There is one significant non-injury related factor that’s worth considering, though: Trent Alexander Arnold’s dropoff in performance. He and Andrew Robertson have established themselves as the primary creators in Klopp’s team, but judging from the numbers, the former has not been producing at the same rate as last year.
He’s averaging half the expected assists per 90 he was last season, while also averaging fewer key passes and shot-creating actions per 90. Alexander-Arnold is also completing fewer switch passes, which are passes that travel at least 40 yards across the width of the pitch. These types of passes were one of the key ways Liverpool looked to stretch opposing defenses and create chances last season, so Alexander-Arnold’s lesser completion of these diagnols is exacerbating Liverpool’s offensive struggles.
Alexander-Arnold can be performing worse for a number of reasons. Fatigue, lack of confidence, a run of poor form, or something else entirely could be contributing to it. He’s also not the only Liverpool player who is not performing at the same level as last season. His centrality to and role in the Liverpool attack, though, is quite unique.
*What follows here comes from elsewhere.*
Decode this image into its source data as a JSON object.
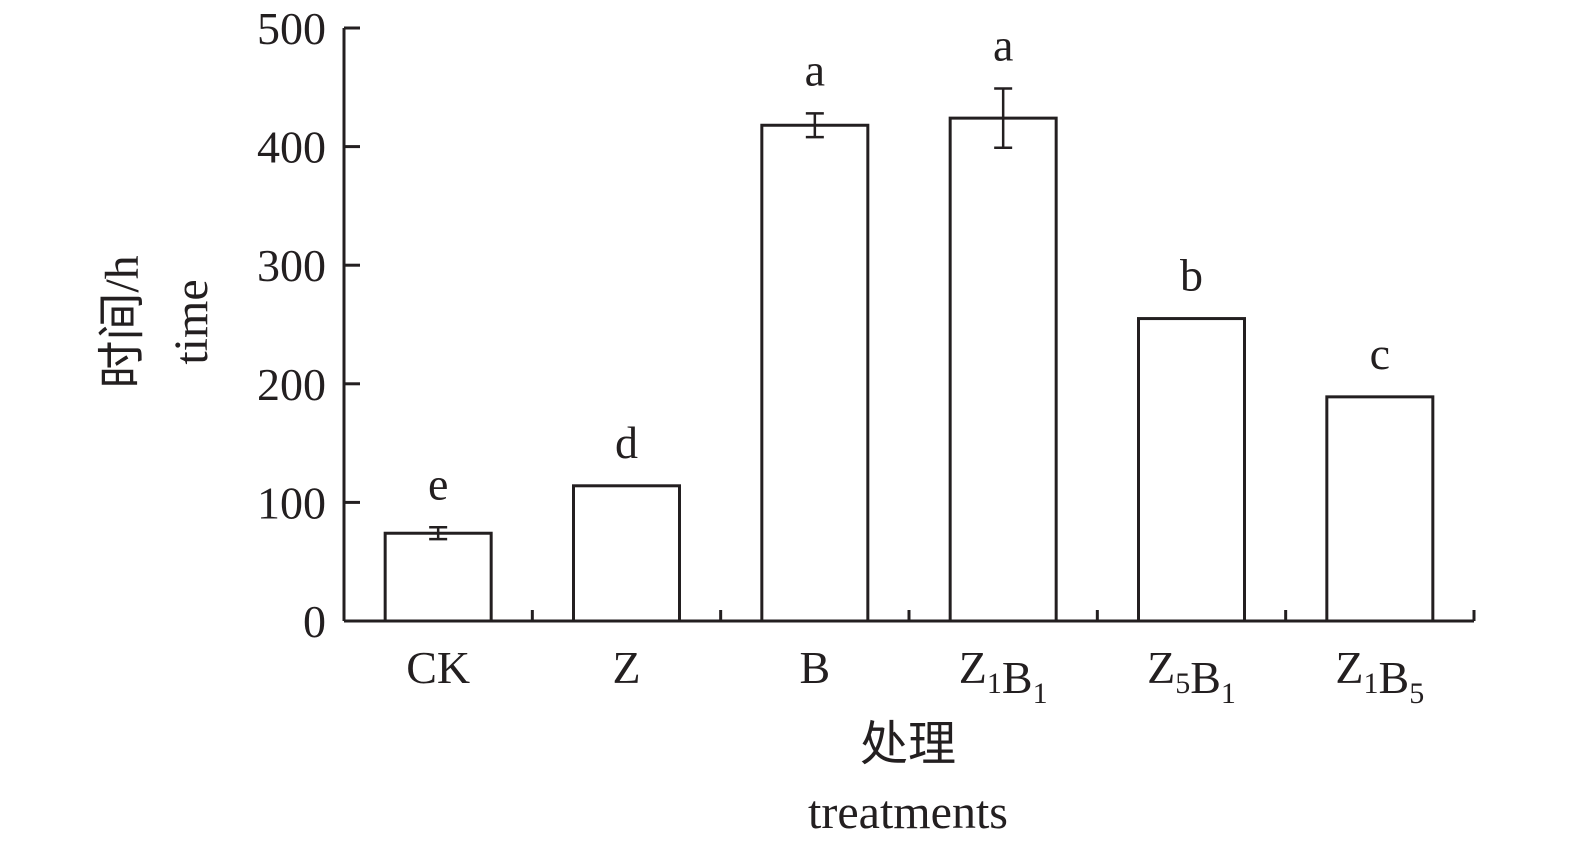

As such, should Klopp be able to return Trent to his usual performance levels, he will go a long way in resolving their attacking deficiencies.
But what’s most striking about Liverpool’s recent scoring drop-off is that they are still — even with all the issues mentioned earlier — creating more than enough chances to score plenty of goals.
Against Newcastle, Southampton, Manchester United, and Burnley, Liverpool have missed 8 big chances and have had an xG of 7.1. That they’ve scored 0 goals is genuinely astounding. Data analyst Dan Kennett showed through a series of simulations that based on the shots they’ve taken, there was a less than 1% chance that Liverpool failed to score in their last four games.
In fact, it was more likely that they would have scored 10 goals in that time than 0 based on the shots they took. This suggests that Liverpool’s goal-scoring will soon return as it’s extremely unlikely that they will keep missing as many high-quality chances as they currently are.
They may not be creating an incredibly high volume of chances, in large part to issues we already discussed, but they are still attacking effectively enough to be scoring much more than they currently are.
From both the qualitative and quantitative perspective, Liverpool’s goal-scoring issues are likely temporary. Whether or not they will last long enough to rule them out of a title charge remains to be seen.